- Born: Chris Pape
- Education: Fiorello H. LaGuardia High School
- Known for: Monochromatic artwork on the 1 line
- Notable work: The Freedom Tunnel
- Movement: Graffiti
- Website: chrisfreedompape on Instagram

= Chris Pape =

American graffiti artist

Chris Pape, known by his tag Freedom, is an American painter and graffiti artist. He started tagging subway tunnels and subway cars in 1974 as "Gen II" before adopting the tag "Freedom". Pape is best known for his numerous paintings in the eponymous Freedom Tunnel, an Amtrak tunnel running underneath Manhattan's Riverside Park. Prominent paintings in the Freedom Tunnel attributed to Pape include his "self-portrait", featuring a male torso with a spray-can head, and "There's No Way Like the American Way" (aka "The Coca-Cola Mural"), a parody of Coca-Cola advertising and tribute to the evicted homeless of the tunnel.
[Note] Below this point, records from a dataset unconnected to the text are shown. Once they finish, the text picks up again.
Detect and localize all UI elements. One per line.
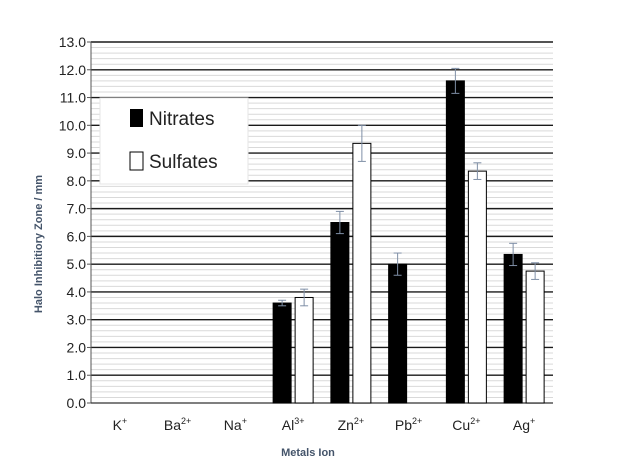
legend: Nitrates Sulfates <box>99 97 249 185</box>
x-category-label: Pb2+ <box>395 416 422 433</box>
x-axis-category-labels: K+ Ba2+ Na+ Al3+ Zn2+ Pb2+ Cu2+ Ag+ <box>113 416 536 433</box>
bar-sulfates-al <box>294 296 314 404</box>
y-tick-label: 13.0 <box>59 34 86 50</box>
legend-swatch-nitrates <box>130 109 143 127</box>
bar-nitrates-pb <box>388 263 408 404</box>
bar-sulfates-cu <box>467 170 487 404</box>
y-tick-label: 3.0 <box>67 312 87 328</box>
x-category-label: Ag+ <box>513 416 535 433</box>
x-category-label: Cu2+ <box>452 416 480 433</box>
legend-swatch-sulfates <box>129 151 144 171</box>
bar-nitrates-al <box>272 302 292 404</box>
x-category-label: Na+ <box>224 416 247 433</box>
x-category-label: Zn2+ <box>338 416 365 433</box>
bar-sulfates-zn <box>352 142 372 404</box>
y-tick-label: 1.0 <box>67 367 87 383</box>
bar-nitrates-zn <box>330 222 350 404</box>
bar-nitrates-cu <box>445 80 465 404</box>
y-axis-tick-labels: 0.0 1.0 2.0 3.0 4.0 5.0 6.0 7.0 8.0 9.0 10.0 11.0 12… <box>59 34 91 411</box>
bar-series <box>272 80 545 404</box>
legend-label-sulfates: Sulfates <box>149 152 218 173</box>
y-tick-label: 12.0 <box>59 62 86 78</box>
y-tick-label: 10.0 <box>59 117 86 133</box>
y-tick-label: 0.0 <box>67 395 87 411</box>
y-tick-label: 9.0 <box>67 145 87 161</box>
legend-box <box>99 97 249 185</box>
y-tick-label: 4.0 <box>67 284 87 300</box>
bar-nitrates-ag <box>503 253 523 404</box>
legend-label-nitrates: Nitrates <box>149 109 214 130</box>
y-tick-label: 6.0 <box>67 228 87 244</box>
x-category-label: Ba2+ <box>164 416 191 433</box>
y-tick-label: 11.0 <box>60 90 86 106</box>
bar-sulfates-ag <box>525 270 545 404</box>
y-tick-label: 8.0 <box>67 173 87 189</box>
error-bars <box>278 67 540 307</box>
x-category-label: Al3+ <box>282 416 305 433</box>
y-axis-title: Halo Inhibitiory Zone / mm <box>33 175 45 313</box>
y-tick-label: 5.0 <box>67 256 87 272</box>
x-category-label: K+ <box>113 416 128 433</box>
y-tick-label: 2.0 <box>67 339 87 355</box>
y-tick-label: 7.0 <box>67 201 87 217</box>
x-axis-title: Metals Ion <box>281 447 335 459</box>
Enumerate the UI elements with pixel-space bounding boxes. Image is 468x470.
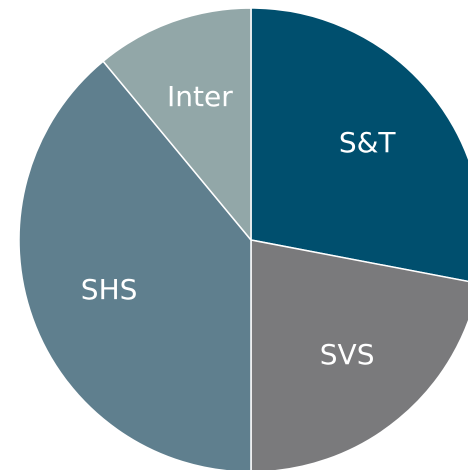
- pie-slice: [250, 239, 468, 470]
- slice-label: S&T: [339, 126, 397, 159]
- pie-slice: [18, 60, 252, 470]
- slice-label: SVS: [320, 338, 375, 371]
- pie-slice: [102, 7, 252, 241]
- slice-label: SHS: [81, 273, 138, 306]
- pie-slice: [250, 7, 468, 283]
- slice-label: Inter: [167, 80, 233, 113]
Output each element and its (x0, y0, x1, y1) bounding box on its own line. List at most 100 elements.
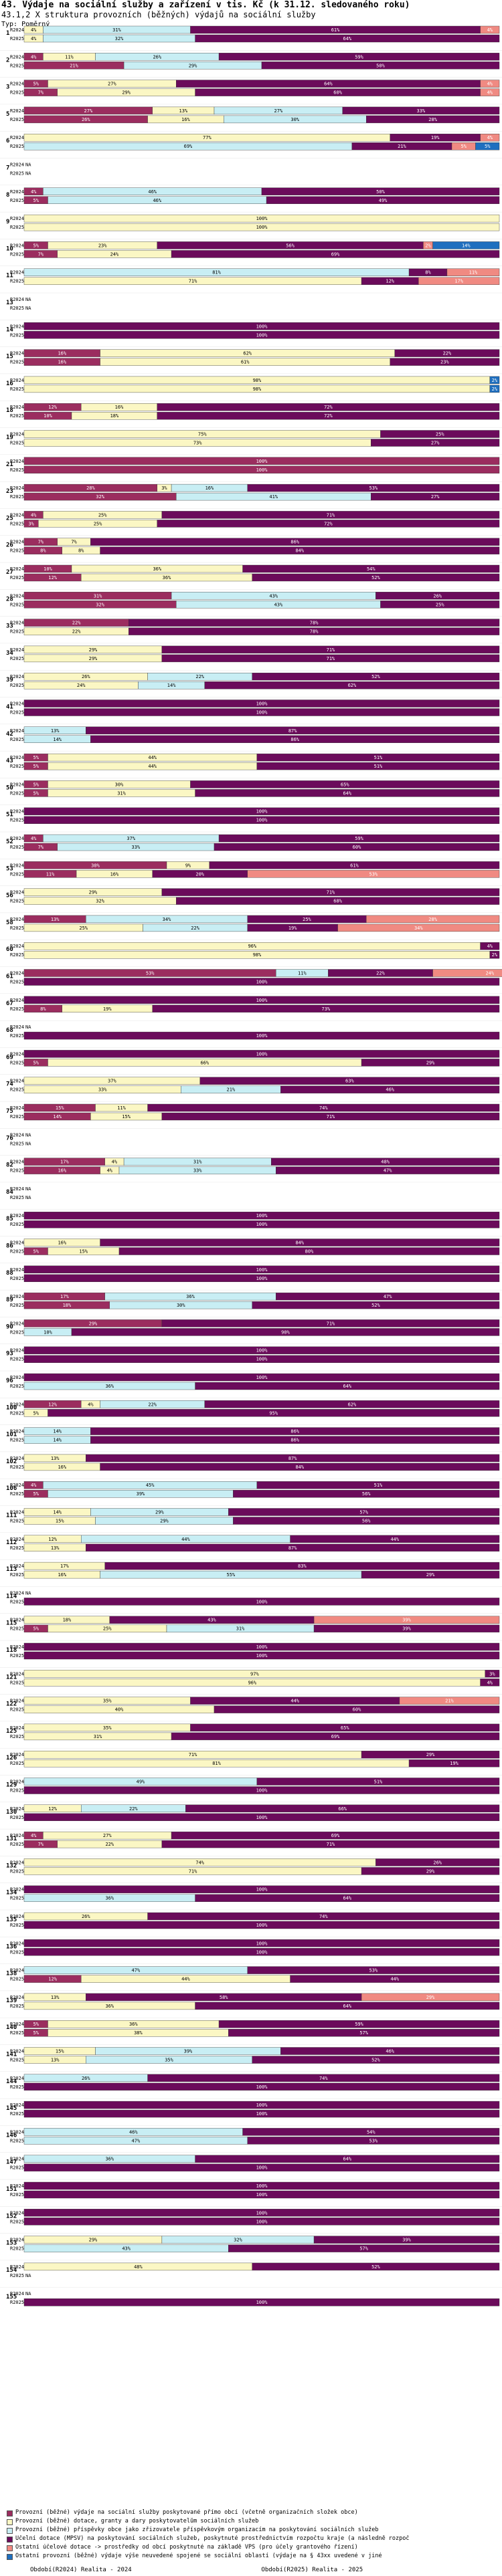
row-label: R2024 (10, 1105, 24, 1111)
row-label: R2024 (10, 1025, 24, 1030)
segment-value-label: 29% (89, 1321, 98, 1326)
bar-segment (23, 708, 500, 716)
segment-value-label: 19% (103, 1006, 112, 1012)
segment-value-label: 100% (256, 1815, 268, 1820)
bar-segment (256, 1481, 500, 1489)
bar-segment (280, 2047, 500, 2055)
row-label: R2025 (10, 1896, 24, 1901)
segment-value-label: 5% (33, 782, 39, 787)
segment-value-label: 86% (290, 1429, 299, 1434)
row-label: R2024 (10, 351, 24, 356)
segment-value-label: 53% (369, 486, 378, 491)
group-label: 146 (6, 2132, 17, 2139)
bar-segment (256, 753, 500, 762)
bar-segment (23, 1885, 500, 1893)
legend-item: Provozní (běžné) dotace, granty a dary p… (7, 2518, 499, 2527)
segment-value-label: 10% (44, 566, 52, 572)
row-label: R2025 (10, 710, 24, 716)
segment-value-label: 31% (193, 1160, 202, 1165)
legend-label: Provozní (běžné) příspěvky obce jako zři… (15, 2527, 379, 2533)
row-label: R2024 (10, 1860, 24, 1865)
segment-value-label: 7% (38, 845, 44, 850)
bar-segment (313, 1624, 500, 1632)
segment-value-label: 62% (348, 683, 357, 688)
group-label: 93 (6, 1351, 13, 1358)
segment-value-label: 13% (51, 917, 60, 922)
legend: Provozní (běžné) výdaje na sociální služ… (7, 2509, 499, 2561)
segment-value-label: 62% (243, 351, 252, 356)
segment-value-label: 100% (256, 1276, 268, 1281)
segment-value-label: 33% (132, 845, 141, 850)
row-label: R2024 (10, 324, 24, 329)
row-label: R2024 (10, 297, 24, 302)
bar-segment (195, 34, 500, 43)
row-label: R2025 (10, 2300, 24, 2305)
row-label: R2024 (10, 890, 24, 895)
segment-value-label: 31% (236, 1626, 245, 1632)
bar-segment (23, 2190, 500, 2199)
group-label: 28 (6, 596, 13, 603)
group-label: 145 (6, 2105, 17, 2112)
bar-segment (375, 592, 500, 600)
bar-segment (128, 619, 500, 627)
row-label: R2025 (10, 2165, 24, 2171)
bar-segment (337, 924, 500, 932)
segment-value-label: 96% (248, 1680, 256, 1685)
bar-segment (86, 726, 500, 735)
segment-value-label: 59% (355, 2022, 363, 2027)
bar-segment (247, 870, 500, 878)
row-label: R2024 (10, 1806, 24, 1812)
segment-value-label: 50% (376, 63, 385, 68)
segment-value-label: 44% (390, 1537, 399, 1542)
segment-value-label: 22% (191, 926, 199, 931)
segment-value-label: 26% (82, 117, 90, 122)
segment-value-label: 29% (155, 1510, 164, 1515)
na-label: NA (25, 1132, 31, 1138)
bar-segment (23, 1813, 500, 1822)
bar-segment (247, 2137, 500, 2145)
segment-value-label: 26% (82, 674, 90, 679)
segment-value-label: 15% (56, 1105, 64, 1111)
bar-segment (23, 700, 500, 708)
segment-value-label: 81% (212, 1761, 221, 1766)
group-label: 106 (6, 1485, 17, 1492)
segment-value-label: 4% (487, 1680, 493, 1685)
segment-value-label: 100% (256, 2084, 268, 2090)
segment-value-label: 45% (146, 1483, 155, 1488)
segment-value-label: 37% (108, 1079, 116, 1084)
row-label: R2025 (10, 521, 24, 526)
row-label: R2024 (10, 1537, 24, 1542)
segment-value-label: 51% (374, 764, 383, 769)
row-label: R2025 (10, 225, 24, 230)
segment-value-label: 87% (288, 1456, 297, 1461)
na-label: NA (25, 171, 31, 177)
group-label: 26 (6, 542, 13, 549)
bar-segment (23, 2082, 500, 2091)
segment-value-label: 100% (256, 1653, 268, 1658)
segment-value-label: 5% (33, 1249, 39, 1255)
segment-value-label: 12% (48, 1977, 57, 1982)
segment-value-label: 64% (343, 2157, 351, 2162)
row-label: R2025 (10, 1707, 24, 1713)
group-label: 131 (6, 1836, 17, 1842)
segment-value-label: 2% (492, 387, 498, 392)
row-label: R2025 (10, 2246, 24, 2252)
segment-value-label: 44% (390, 1977, 399, 1982)
legend-item: Ostatní účelové dotace -> prostředky od … (7, 2544, 499, 2553)
bar-segment (23, 1921, 500, 1929)
segment-value-label: 7% (38, 90, 44, 96)
legend-label: Ostatní provozní (běžné) výdaje výše neu… (15, 2553, 382, 2559)
group-label: 111 (6, 1513, 17, 1519)
bar-segment (23, 1355, 500, 1363)
group-label: 10 (6, 245, 13, 252)
bar-segment (23, 2163, 500, 2171)
bar-segment (290, 1975, 500, 1983)
segment-value-label: 32% (234, 2238, 242, 2243)
segment-value-label: 43% (122, 2246, 131, 2252)
row-label: R2025 (10, 2273, 24, 2278)
bar-segment (23, 2181, 500, 2190)
segment-value-label: 46% (153, 198, 161, 203)
row-label: R2024 (10, 1294, 24, 1299)
segment-value-label: 26% (153, 54, 161, 60)
bar-segment (90, 538, 500, 546)
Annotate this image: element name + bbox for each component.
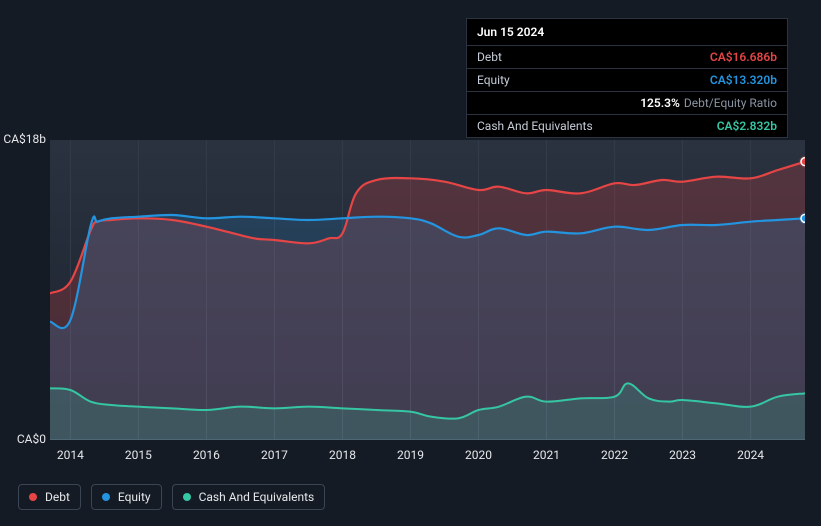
tooltip-row: 125.3%Debt/Equity Ratio	[467, 92, 787, 115]
x-tick-label: 2018	[322, 448, 362, 462]
tooltip-key: Debt	[477, 50, 502, 64]
tooltip-value: CA$16.686b	[710, 50, 777, 64]
y-tick-label: CA$18b	[0, 132, 46, 146]
legend-swatch	[183, 493, 191, 501]
x-tick-label: 2020	[459, 448, 499, 462]
chart-legend: Debt Equity Cash And Equivalents	[18, 484, 325, 510]
tooltip-row: Debt CA$16.686b	[467, 46, 787, 69]
chart-tooltip: Jun 15 2024 Debt CA$16.686b Equity CA$13.32…	[466, 18, 788, 138]
tooltip-value: 125.3%Debt/Equity Ratio	[640, 96, 777, 110]
legend-item-debt[interactable]: Debt	[18, 484, 81, 510]
hover-marker-debt	[801, 158, 805, 166]
legend-swatch	[29, 493, 37, 501]
x-tick-label: 2019	[390, 448, 430, 462]
tooltip-key: Cash And Equivalents	[477, 119, 593, 133]
x-tick-label: 2022	[595, 448, 635, 462]
tooltip-row: Equity CA$13.320b	[467, 69, 787, 92]
legend-item-equity[interactable]: Equity	[91, 484, 162, 510]
x-tick-label: 2024	[731, 448, 771, 462]
legend-label: Debt	[45, 490, 70, 504]
tooltip-key: Equity	[477, 73, 510, 87]
legend-swatch	[102, 493, 110, 501]
tooltip-value: CA$2.832b	[717, 119, 777, 133]
hover-marker-equity	[801, 214, 805, 222]
x-tick-label: 2016	[186, 448, 226, 462]
y-tick-label: CA$0	[0, 432, 46, 446]
x-tick-label: 2023	[663, 448, 703, 462]
chart-plot-area[interactable]	[50, 140, 805, 440]
legend-item-cash-and-equivalents[interactable]: Cash And Equivalents	[172, 484, 326, 510]
x-tick-label: 2015	[118, 448, 158, 462]
debt-equity-chart: CA$0 CA$18b 2014 2015 2016 2017 2018 2019 2020 2…	[0, 0, 821, 526]
tooltip-date: Jun 15 2024	[467, 19, 787, 46]
x-tick-label: 2014	[50, 448, 90, 462]
legend-label: Cash And Equivalents	[199, 490, 315, 504]
legend-label: Equity	[118, 490, 151, 504]
tooltip-value: CA$13.320b	[710, 73, 777, 87]
x-tick-label: 2017	[254, 448, 294, 462]
x-tick-label: 2021	[527, 448, 567, 462]
tooltip-row: Cash And Equivalents CA$2.832b	[467, 115, 787, 137]
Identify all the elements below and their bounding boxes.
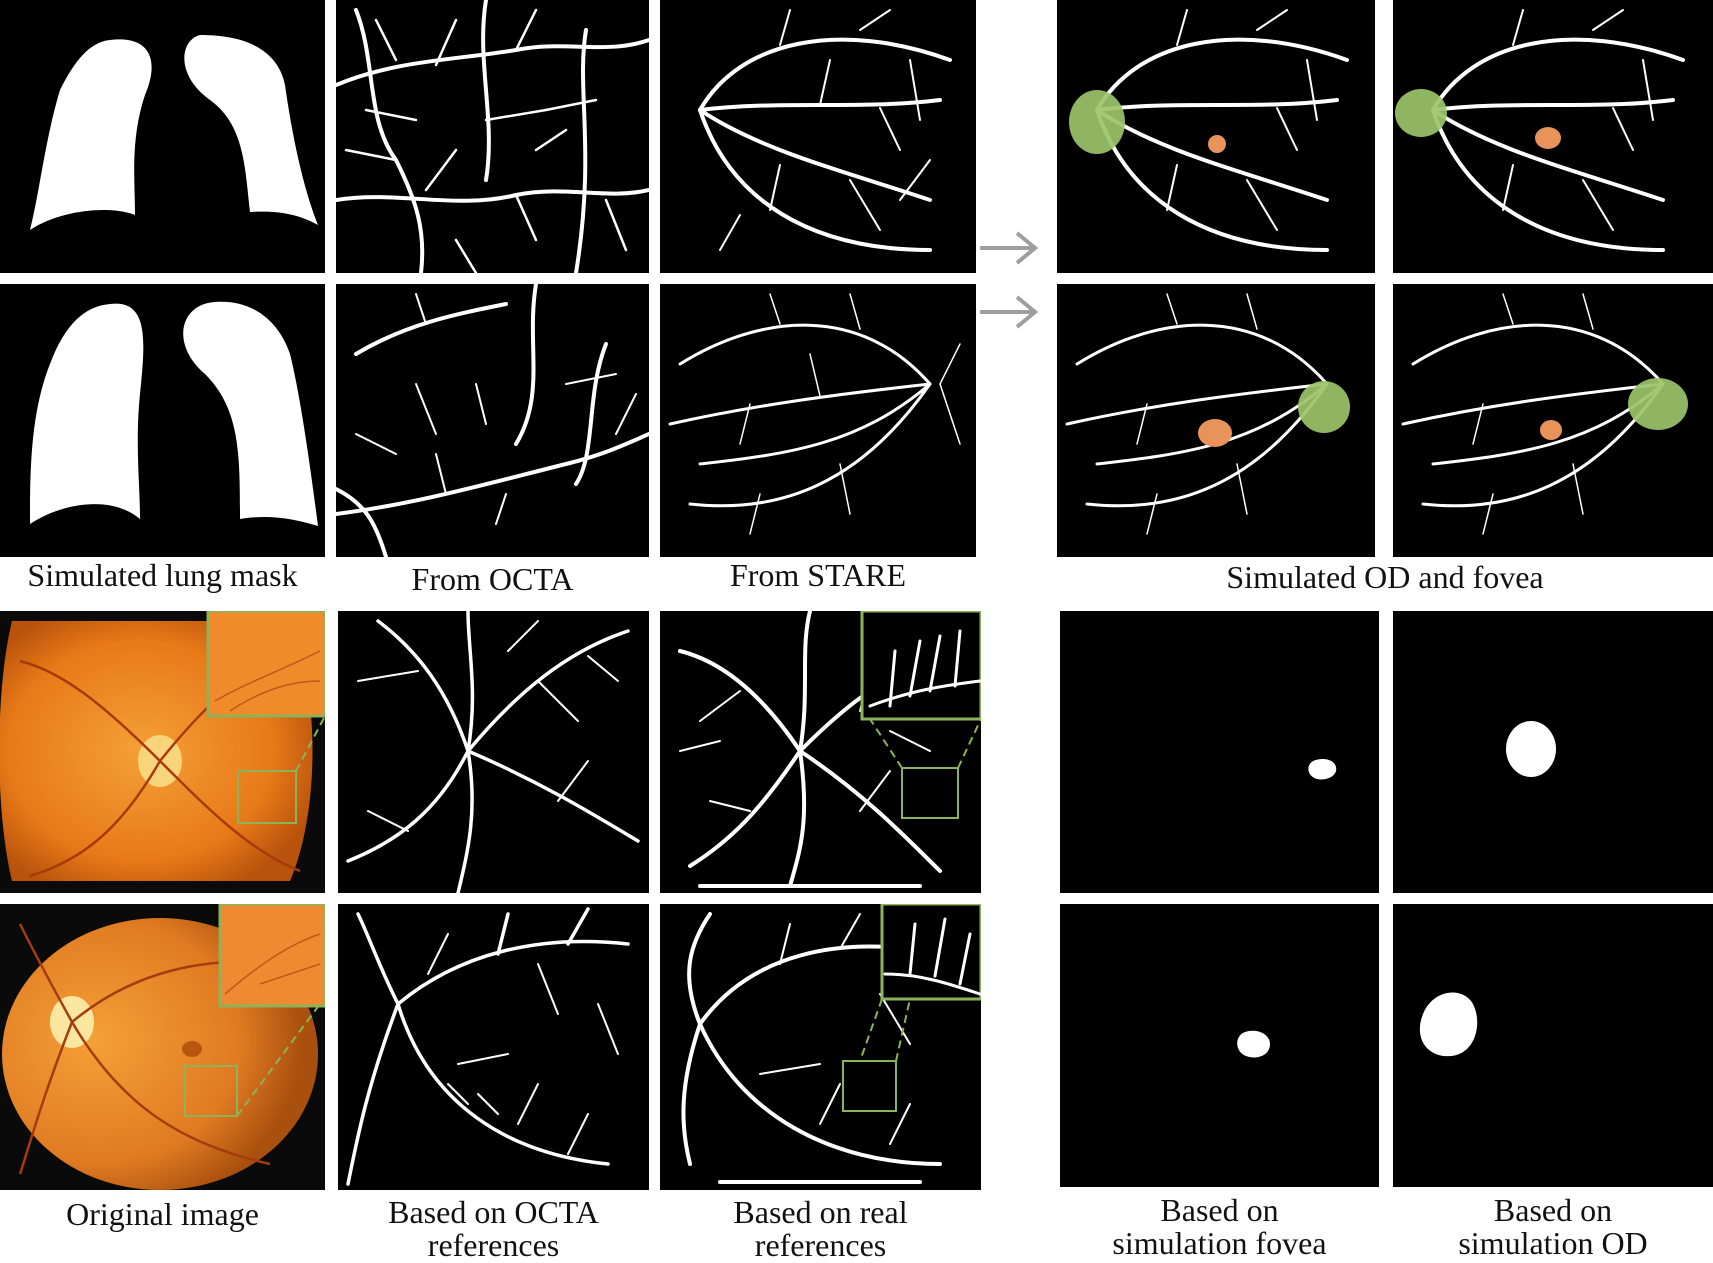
octa-vessel-panel-2 <box>336 284 649 557</box>
od-fovea-panel-4 <box>1393 284 1713 557</box>
real-segmentation-1 <box>660 611 981 893</box>
fundus-image-2 <box>0 904 325 1190</box>
real-segmentation-2 <box>660 904 981 1190</box>
caption-od-fovea: Simulated OD and fovea <box>1226 559 1544 595</box>
stare-vessel-panel-2 <box>660 284 976 557</box>
caption-sim-fovea-line2: simulation fovea <box>1112 1225 1327 1261</box>
caption-original-image: Original image <box>66 1196 259 1232</box>
od-mask-1 <box>1393 611 1713 893</box>
caption-sim-od-line2: simulation OD <box>1458 1225 1648 1261</box>
caption-based-real-line1: Based on real <box>733 1194 908 1230</box>
fovea-mask-1 <box>1060 611 1379 893</box>
od-fovea-panel-1 <box>1057 0 1375 273</box>
caption-sim-fovea-line1: Based on <box>1160 1192 1279 1228</box>
od-fovea-panel-2 <box>1393 0 1713 273</box>
caption-based-octa-line2: references <box>427 1227 560 1263</box>
caption-sim-od-line1: Based on <box>1493 1192 1613 1228</box>
caption-based-real-line2: references <box>754 1227 887 1263</box>
od-fovea-panel-3 <box>1057 284 1375 557</box>
octa-segmentation-1 <box>338 611 649 893</box>
lung-mask-panel-1 <box>0 0 325 273</box>
caption-based-real: Based on real references <box>660 1196 981 1262</box>
octa-vessel-panel-1 <box>336 0 649 273</box>
stare-vessel-panel-1 <box>660 0 976 273</box>
caption-lung-mask: Simulated lung mask <box>27 557 298 593</box>
octa-segmentation-2 <box>338 904 649 1190</box>
od-mask-2 <box>1393 904 1713 1187</box>
fovea-mask-2 <box>1060 904 1379 1187</box>
caption-from-stare: From STARE <box>729 557 907 593</box>
lung-mask-panel-2 <box>0 284 325 557</box>
caption-sim-fovea: Based on simulation fovea <box>1060 1194 1379 1260</box>
caption-from-octa: From OCTA <box>411 561 574 597</box>
caption-based-octa-line1: Based on OCTA <box>388 1194 599 1230</box>
arrow-right-icon <box>980 295 1039 329</box>
caption-sim-od: Based on simulation OD <box>1393 1194 1713 1260</box>
caption-based-octa: Based on OCTA references <box>338 1196 649 1262</box>
arrow-right-icon <box>980 231 1039 265</box>
fundus-image-1 <box>0 611 325 893</box>
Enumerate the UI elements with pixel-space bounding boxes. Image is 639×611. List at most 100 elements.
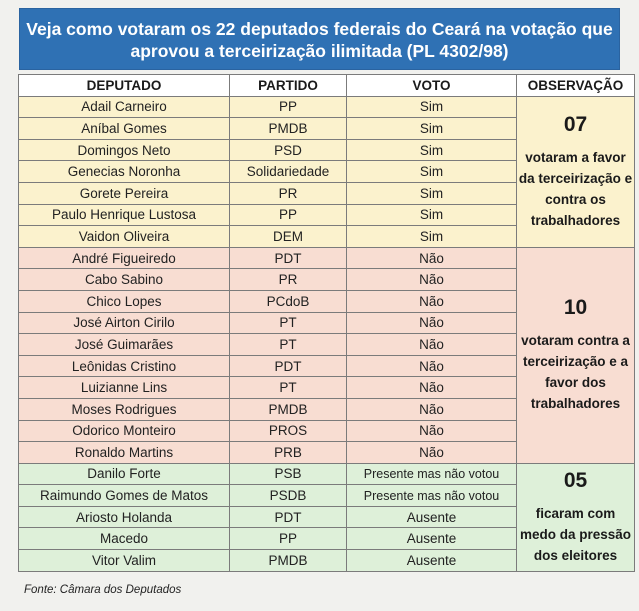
observacao-cell: 07 votaram a favor da terceirização e con… bbox=[516, 95, 635, 248]
voto-cell: Ausente bbox=[346, 549, 517, 572]
partido-cell: PP bbox=[229, 203, 347, 227]
partido-cell: PP bbox=[229, 527, 347, 551]
voto-cell: Presente mas não votou bbox=[346, 484, 517, 507]
observacao-text: ficaram com medo da pressão dos eleitore… bbox=[519, 505, 632, 563]
voto-cell: Não bbox=[346, 289, 517, 313]
partido-cell: PCdoB bbox=[229, 289, 347, 313]
observacao-cell: 10 votaram contra a terceirização e a fav… bbox=[516, 246, 635, 464]
deputado-cell: Paulo Henrique Lustosa bbox=[18, 203, 230, 227]
deputado-cell: Ariosto Holanda bbox=[18, 505, 230, 529]
table-row: Ronaldo Martins PRB Não bbox=[18, 441, 635, 464]
header-observacao: OBSERVAÇÃO bbox=[516, 74, 635, 97]
partido-cell: DEM bbox=[229, 225, 347, 248]
table-row: Moses Rodrigues PMDB Não bbox=[18, 397, 635, 421]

Another theme of Freedom's work is black and silver recreations of classical art, including a reinterpretation of the Venus de Milo and a full train car recreation of the iconic hands from Michelangelo's Sistine Chapel. Chris Pape also was one of the first documentarians to cover the mole people, homeless living underground in the Freedom Tunnel.